Il est assez compliqué de donner un point de vue concernant le scénario de Virginia, si son plot de départ est plutôt classique, le jeu part rapidement dans des directions s’inspirant du thriller psychologique, du surréalisme ou encore de l’expérimental. Symbolismes et séquences de rêve s’entremêlent entre les scènes de l’histoire, afin de nous montrer le psychique et la psychologie des personnages principaux. On ressent ici la grosse influences de David Lynch, plus particulièrement sa série Twin Peaks. La fin du jeu partira dans tous les sens, s’inspirant autant de X-files que de la série Au delà du Réel. Si le résultat reste en demi-teinte, et le final assez téléphoné et très distant du joueur, on ne peut que féliciter Variable State pour l’ambition.

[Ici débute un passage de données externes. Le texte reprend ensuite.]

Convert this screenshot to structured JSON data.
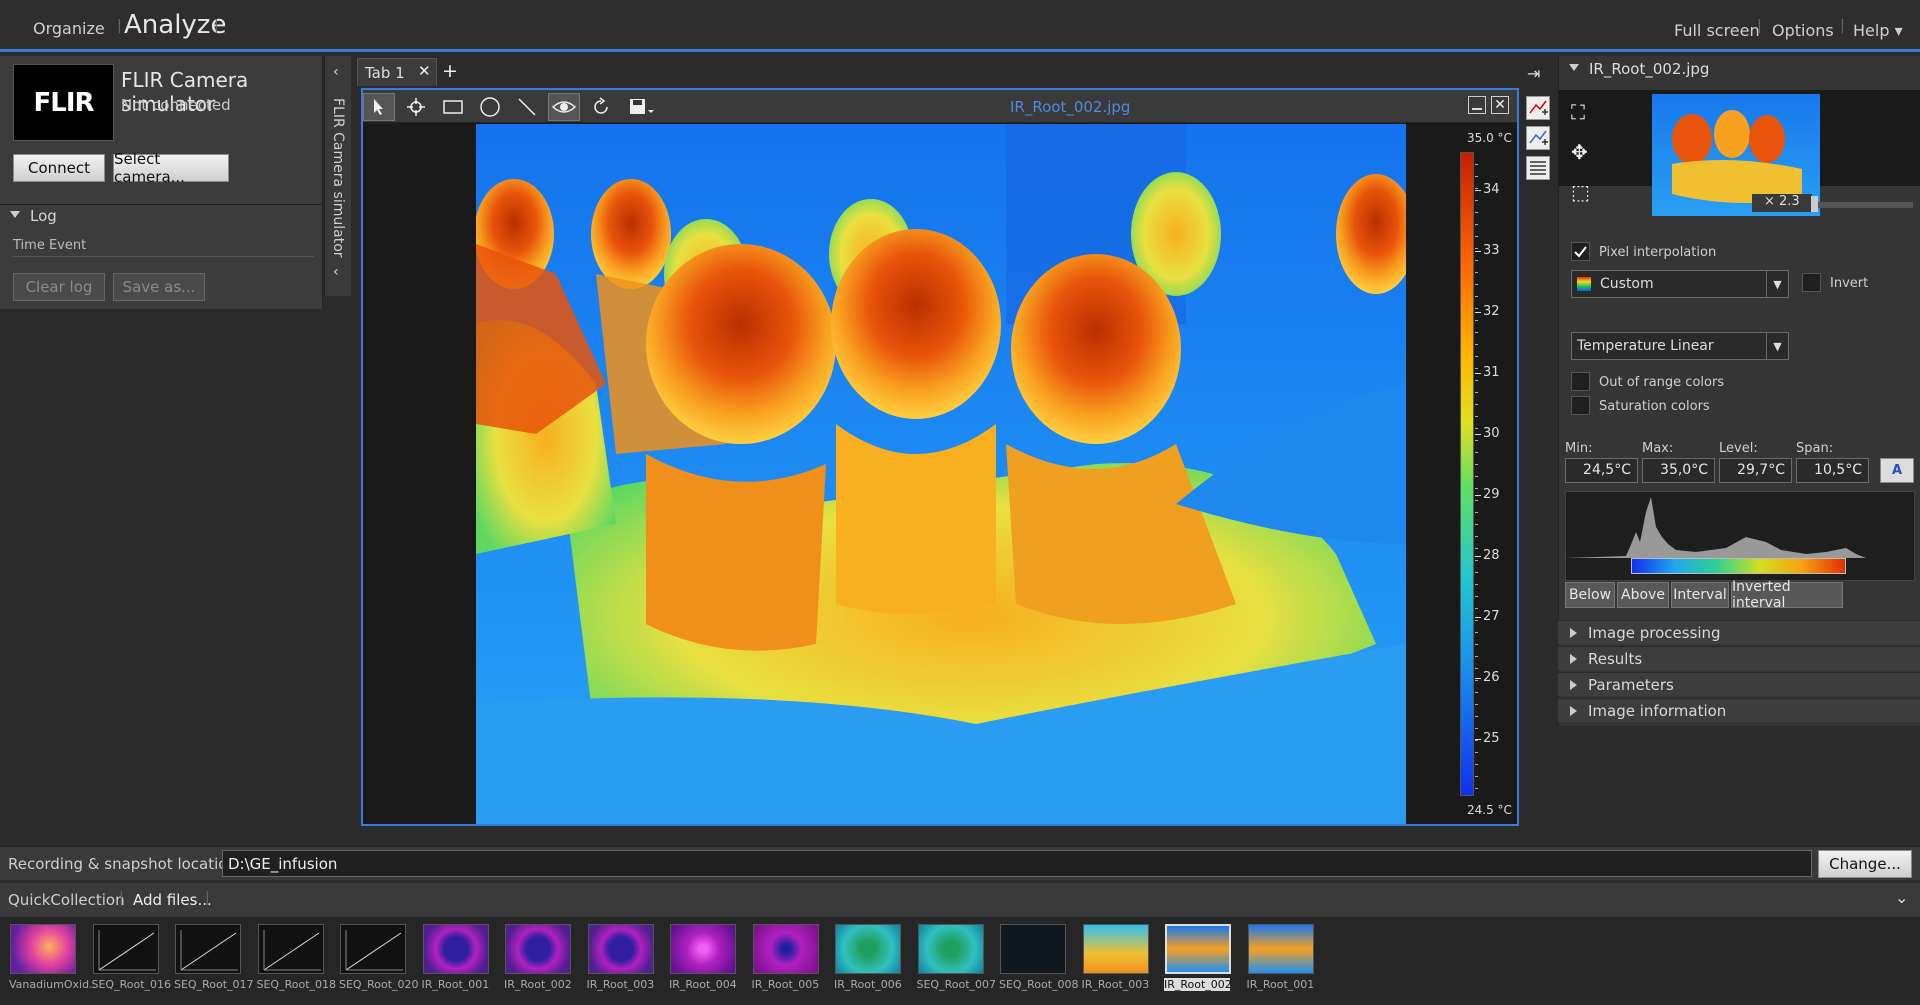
{
  "topbar": {
    "organize": "Organize",
    "analyze": "Analyze",
    "fullscreen": "Full screen",
    "options": "Options",
    "help": "Help ▾"
  },
  "camera": {
    "logo_text": "FLIR",
    "name": "FLIR Camera simulator",
    "status": "Not connected",
    "connect": "Connect",
    "select_camera": "Select camera...",
    "vertical_label": "FLIR Camera simulator"
  },
  "log": {
    "header": "Log",
    "columns": "Time Event",
    "clear": "Clear log",
    "save": "Save as..."
  },
  "tabs": {
    "tab1": "Tab 1",
    "close": "✕",
    "add": "+"
  },
  "image": {
    "title": "IR_Root_002.jpg",
    "scale_max": "35.0 °C",
    "scale_min": "24.5 °C",
    "ticks": [
      "34",
      "33",
      "32",
      "31",
      "30",
      "29",
      "28",
      "27",
      "26",
      "25"
    ]
  },
  "right": {
    "file": "IR_Root_002.jpg",
    "zoom": "× 2.3",
    "pixel_interp": "Pixel interpolation",
    "palette": "Custom",
    "invert": "Invert",
    "scale_mode": "Temperature Linear",
    "out_of_range": "Out of range colors",
    "saturation": "Saturation colors",
    "min_label": "Min:",
    "max_label": "Max:",
    "level_label": "Level:",
    "span_label": "Span:",
    "min": "24,5°C",
    "max": "35,0°C",
    "level": "29,7°C",
    "span": "10,5°C",
    "below": "Below",
    "above": "Above",
    "interval": "Interval",
    "inverted_interval": "Inverted interval",
    "sections": [
      "Image processing",
      "Results",
      "Parameters",
      "Image information"
    ]
  },
  "bottom": {
    "rec_label": "Recording & snapshot location:",
    "rec_path": "D:\\GE_infusion",
    "change": "Change...",
    "quick": "QuickCollection",
    "add_files": "Add files...",
    "thumbs": [
      "VanadiumOxid..",
      "SEQ_Root_016",
      "SEQ_Root_017",
      "SEQ_Root_018",
      "SEQ_Root_020",
      "IR_Root_001",
      "IR_Root_002",
      "IR_Root_003",
      "IR_Root_004",
      "IR_Root_005",
      "IR_Root_006",
      "SEQ_Root_007",
      "SEQ_Root_008",
      "IR_Root_003",
      "IR_Root_002",
      "IR_Root_001"
    ]
  }
}
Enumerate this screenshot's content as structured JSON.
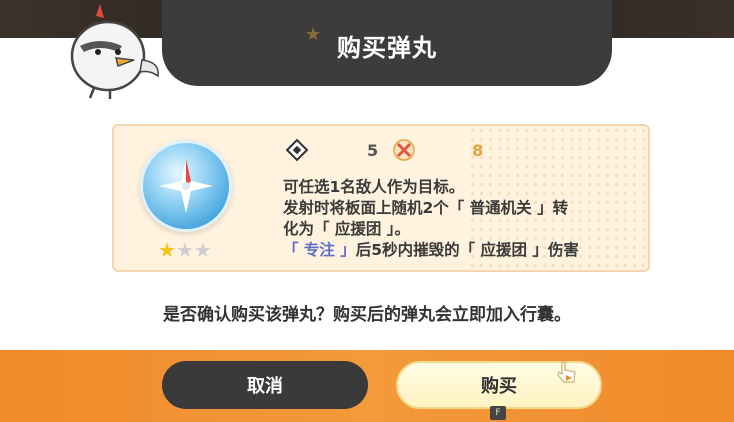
{
  "dialog": {
    "title": "购买弹丸"
  },
  "item": {
    "icon": "blue-shuriken-orb",
    "rarity_stars": 1,
    "rarity_max": 3,
    "stat_a": {
      "icon": "diamond-rune-icon",
      "value": "5"
    },
    "stat_b": {
      "icon": "crossed-arrows-icon",
      "value": "8",
      "color": "#e0a53a"
    },
    "description": {
      "line1": "可任选1名敌人作为目标。",
      "line2": "发射时将板面上随机2个「 普通机关 」转",
      "line3": "化为「 应援团 」。",
      "line4_keyword": "「 专注 」",
      "line4_rest": "后5秒内摧毁的「 应援团 」伤害"
    }
  },
  "confirm_text": "是否确认购买该弹丸？购买后的弹丸会立即加入行囊。",
  "buttons": {
    "cancel_label": "取消",
    "buy_label": "购买",
    "buy_key_hint": "F"
  },
  "colors": {
    "banner": "#3c3c3c",
    "card_bg": "#fff2de",
    "bottom_band": "#f08a2a",
    "keyword": "#5b6cc9"
  }
}
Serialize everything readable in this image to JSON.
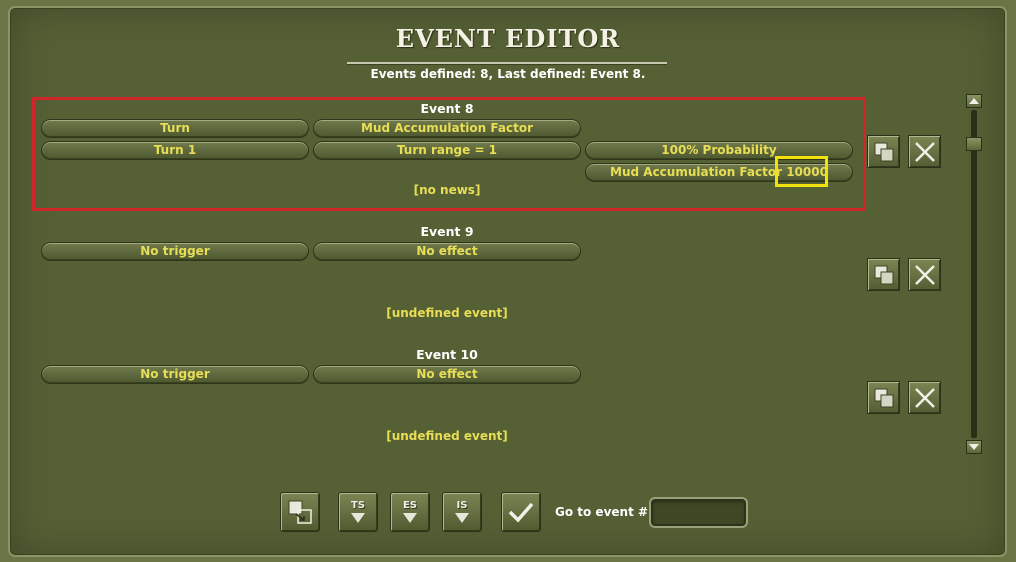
{
  "window": {
    "title": "EVENT EDITOR",
    "summary": "Events defined:  8, Last defined: Event  8."
  },
  "events": [
    {
      "label": "Event 8",
      "trigger_type": "Turn",
      "effect_type": "Mud Accumulation Factor",
      "trigger_param": "Turn 1",
      "effect_param": "Turn range = 1",
      "probability": "100% Probability",
      "effect_value": "Mud Accumulation Factor 10000",
      "news": "[no news]"
    },
    {
      "label": "Event 9",
      "trigger_type": "No trigger",
      "effect_type": "No effect",
      "news": "[undefined event]"
    },
    {
      "label": "Event 10",
      "trigger_type": "No trigger",
      "effect_type": "No effect",
      "news": "[undefined event]"
    }
  ],
  "toolbar": {
    "ts_label": "TS",
    "es_label": "ES",
    "is_label": "IS"
  },
  "goto": {
    "label": "Go to event #:",
    "value": ""
  },
  "icons": {
    "copy": "copy-icon",
    "delete": "close-icon",
    "confirm": "checkmark-icon"
  },
  "colors": {
    "panel": "#566035",
    "pill_text": "#e8de56",
    "highlight_red": "#d0262a",
    "highlight_yellow": "#f2e20c"
  }
}
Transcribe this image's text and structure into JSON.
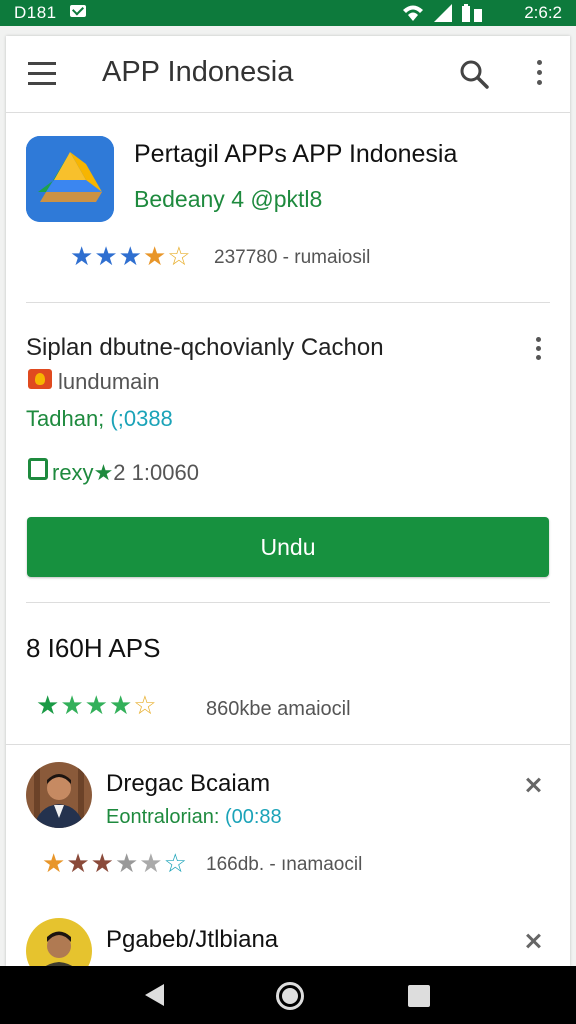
{
  "status_bar": {
    "time_left": "D181",
    "time_right": "2:6:2"
  },
  "toolbar": {
    "title": "APP Indonesia"
  },
  "app": {
    "title": "Pertagil APPs APP Indonesia",
    "developer": "Bedeany 4  @pktl8",
    "rating_text": "237780 - rumaiosil",
    "stars": 3.5
  },
  "section2": {
    "title": "Siplan dbutne-qchovianly Cachon",
    "subtitle": "lundumain",
    "line_label": "Tadhan; ",
    "line_value": "(;0388",
    "meta_label": "rexy",
    "meta_value": "2 1:0060",
    "button_label": "Undu"
  },
  "section3": {
    "title": "8 I60H APS",
    "rating_text": "860kbe   amaiocil",
    "stars": 4
  },
  "reviews": [
    {
      "name": "Dregac Bcaiam",
      "sub_label": "Eontralorian: ",
      "sub_value": "(00:88",
      "rating_text": "166db. - ınamaocil",
      "stars": 3
    },
    {
      "name": "Pgabeb/Jtlbiana"
    }
  ],
  "colors": {
    "status_bar": "#0d7a3c",
    "accent_green": "#17913f",
    "star_green": "#1ea24a",
    "star_blue": "#2f6fd0",
    "star_orange": "#e8962a"
  }
}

Virginia cherche à être une expérience unique pour le joueur, mais quelques soucis concernant le scénario posent problème. En dehors du manque de dialogues, c’est son manque de compréhension général qui pèche ici. Bien que ce soit voulu par les créateurs, ils ont oublié que pour perdre le joueur, il faut tout d’abord l’installer dans l’histoire. C’est ce que font avec brio les films de David Lynch par exemple : Dans Mullholland Drive, le réalisateur nous installe dans un univers, présente son duo féminin ainsi que les personnages secondaires puis nous perd totalement, par utilisation d’une narration éclatée et de symboliques ou scènes de rêveries. Dans Lost Highway, après nous avoir montré toute une histoire plutôt classique, David Lynch nous fait rentrer dans la psychique du personnage principal et nous perd en nous montrant ses différentes personnalités.
Le spectateur est donc autant acteur que simple visionneur car Lynch pousse à l’effort de compréhension, et nous laisse des repères dans l’autre sens nous permettant tout de même de suivre le fil de l’histoire. Le problème dans Virginia est donc que si tous ces ingrédients sont présents durant l’ensemble de l’aventure, ils n’arrivent pas à atteindre le but voulu. C’est un peu un comble pour un jeu en première personne de ne pas réussir à rentrer dans la peau du personnage. On se retrouve donc au final avec un résultat difficilement digeste, car cherchant à compliquer une histoire au final beaucoup trop simple.
Un manque d’interactivité flagrant
Virginia souffre également d’un autre problème majeur, c’est qu’il a oublié d’être un jeu vidéo. Le titre de Variable State nous propose seulement deux actions : effectuer un mouvement et appuyer sur un bouton. Vous devez enlever une planche ? Appuyez sur X. vous désirez ouvrir une porte ? Appuyer sur X. Vous devez crocheter une porte ? appuyez sur X ! Vous avez compris le principe.
Ainsi, on se demande si Variable State avait véritablement une volonté de créer un jeu vidéo ou s’il voulait créer un film d’animation. On peut citer par exemple Her Story, qui propose pourtant par son minimalisme de game design -simplement taper des mots clés pour voir des vidéos d’interrogatoires- de réussir à proposer une véritable expérience inoubliable, alors qu’on pourrait également considérer le titre comme d’un film interactif, étant constitué d’une suite de séquences filmées. Il est vraiment dommage que Virginia, avec toutes les bonnes intentions du monde, ne réussi pas son pari, et peine même à nous tenir en haleine, alors que le titre fait moins de deux heures.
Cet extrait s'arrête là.